Path-derived tags for nested model layouts (e.g.
models/checkpoints/flux/foo.safetensors) emitted only the slash-joined
shape `["models", "checkpoints/flux"]`, which broke the frontend
combo-widget set-membership filter `include_tags=models,checkpoints` —
the literal `checkpoints` token was no longer present in the asset's
tag set.
Add `expand_bucket_prefixes` at the tag-write layer. When a tag's first
slash segment is a registered model category (or input/output/temp
root), the bucket is inserted as a standalone token immediately after
the slash-joined form. This preserves tag[1] as the slash-joined
positional contract cloud emits while restoring the set-membership
token the frontend filter requires.
The expansion is bounded to known buckets so free-form user labels
with slashes (`my-org/team-a`) pass through unchanged.

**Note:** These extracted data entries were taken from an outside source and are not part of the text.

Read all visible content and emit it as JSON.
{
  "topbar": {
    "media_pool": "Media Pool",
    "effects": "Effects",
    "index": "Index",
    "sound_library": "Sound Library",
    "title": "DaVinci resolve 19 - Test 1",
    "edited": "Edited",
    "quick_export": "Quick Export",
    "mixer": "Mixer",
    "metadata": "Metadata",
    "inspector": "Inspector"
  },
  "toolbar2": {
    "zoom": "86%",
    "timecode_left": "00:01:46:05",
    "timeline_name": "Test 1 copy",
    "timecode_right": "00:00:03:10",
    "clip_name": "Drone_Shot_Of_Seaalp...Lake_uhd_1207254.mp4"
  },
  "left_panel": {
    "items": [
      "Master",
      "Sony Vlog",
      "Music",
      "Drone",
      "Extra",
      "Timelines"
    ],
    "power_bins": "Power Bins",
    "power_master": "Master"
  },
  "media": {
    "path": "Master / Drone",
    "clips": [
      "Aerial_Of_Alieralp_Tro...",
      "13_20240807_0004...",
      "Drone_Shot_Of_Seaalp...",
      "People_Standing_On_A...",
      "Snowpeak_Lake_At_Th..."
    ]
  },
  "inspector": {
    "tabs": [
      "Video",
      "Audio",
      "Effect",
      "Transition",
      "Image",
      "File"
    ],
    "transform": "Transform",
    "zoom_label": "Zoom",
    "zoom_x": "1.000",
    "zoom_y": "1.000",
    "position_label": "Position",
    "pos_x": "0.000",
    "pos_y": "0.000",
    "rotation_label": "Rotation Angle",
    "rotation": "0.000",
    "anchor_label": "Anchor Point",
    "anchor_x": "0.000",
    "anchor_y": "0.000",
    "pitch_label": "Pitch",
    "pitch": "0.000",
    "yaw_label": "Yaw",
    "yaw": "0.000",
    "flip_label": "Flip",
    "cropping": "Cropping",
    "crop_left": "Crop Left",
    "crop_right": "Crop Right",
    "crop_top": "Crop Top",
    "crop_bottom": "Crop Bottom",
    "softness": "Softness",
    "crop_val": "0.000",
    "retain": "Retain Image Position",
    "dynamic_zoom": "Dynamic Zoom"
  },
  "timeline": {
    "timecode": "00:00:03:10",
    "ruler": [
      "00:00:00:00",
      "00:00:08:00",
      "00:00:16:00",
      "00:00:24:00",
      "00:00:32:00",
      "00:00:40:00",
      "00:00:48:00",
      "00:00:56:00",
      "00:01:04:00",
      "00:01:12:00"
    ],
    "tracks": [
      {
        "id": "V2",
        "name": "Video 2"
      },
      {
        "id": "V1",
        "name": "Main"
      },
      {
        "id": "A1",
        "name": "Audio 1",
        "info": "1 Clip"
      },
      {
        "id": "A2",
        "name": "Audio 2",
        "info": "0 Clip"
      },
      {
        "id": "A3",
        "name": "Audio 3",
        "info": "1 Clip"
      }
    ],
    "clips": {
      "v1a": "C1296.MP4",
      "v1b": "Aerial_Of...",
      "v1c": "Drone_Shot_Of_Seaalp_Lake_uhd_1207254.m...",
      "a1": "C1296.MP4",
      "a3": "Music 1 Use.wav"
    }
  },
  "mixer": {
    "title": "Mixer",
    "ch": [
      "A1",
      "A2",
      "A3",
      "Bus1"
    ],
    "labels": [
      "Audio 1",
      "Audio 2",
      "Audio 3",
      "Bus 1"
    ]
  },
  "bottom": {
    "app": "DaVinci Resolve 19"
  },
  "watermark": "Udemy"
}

The helper is
applied uniformly in `set_reference_tags`, `add_tags_to_reference`,
and `batch_insert_seed_assets` so HTTP uploads, user-tag mutations,
and path-scanning ingest all converge on the same canonical shape.
Also align the upload-route category validator with
`resolve_destination_from_tags` by extracting the first slash segment
of tag[1], so HTTP uploads matching cloud's slash-joined emission
shape are no longer rejected as `unknown models category`.
Three bugs surfaced by an end-to-end smoke test of the read+write
round-trip; all in this PR's scope.
1. FK violation on uppercase paths
get_name_and_tags_from_asset_path was preserving case on the
subpath (e.g. "diffusers/Kolors/text_encoder"). ensure_tags_exist
lowercases via normalize_tags before inserting into the tags
table, so the asset_reference_tags.tag_name FK to tags.name
failed for any path containing uppercase letters — including
the diffusers case the PR was designed to support.
Fix: lowercase the slash-joined subpath in
get_name_and_tags_from_asset_path to match the canonicalization
ensure_tags_exist applies. Providers keyed on original-case
subpaths need to normalize their lookup key to lowercase.
2. resolve_destination_from_tags rejected the new tag shape
The inverse function only accepted the legacy one-tag-per-dir
shape (["models", "diffusers", "Kolors", "text_encoder"]).
An upload using the slash-joined shape returned by /api/assets
raised "unknown model category" or "invalid path component".
Fix: pre-split every entry after tags[0] on "/" so both shapes
resolve identically. For models, the first expanded segment is
the category and the rest are subdirs; for input/output the
full expansion becomes the subdirs.
3. Within-batch tag order was lost
bulk_ingest wrote every tag in a single batch with the same
added_at = current_time. The retrieval ORDER BY added_at, tag_name
then fell back to the tag_name tiebreaker, sorting the path-derived
pair alphabetically — putting "checkpoints/..." ahead of "models"
since "c" < "m". The tags[0] = root contract was lost on bulk-
ingested rows.
Fix: stagger added_at by microseconds per tag index within a
reference so the retrieval order matches the input list order.
Path-derived tags now consistently land in position-0 = root,
position-1 = subpath.
Tests
- TestGetNameAndTagsFromAssetPath updated: subpath is now lowercase.
- New TestResolveDestinationFromTags covers both tag shapes, the
unknown-category case for slash-joined input, traversal rejection,
and input/output paths.
- Full suite: 333 passed, 10 pre-existing skipped.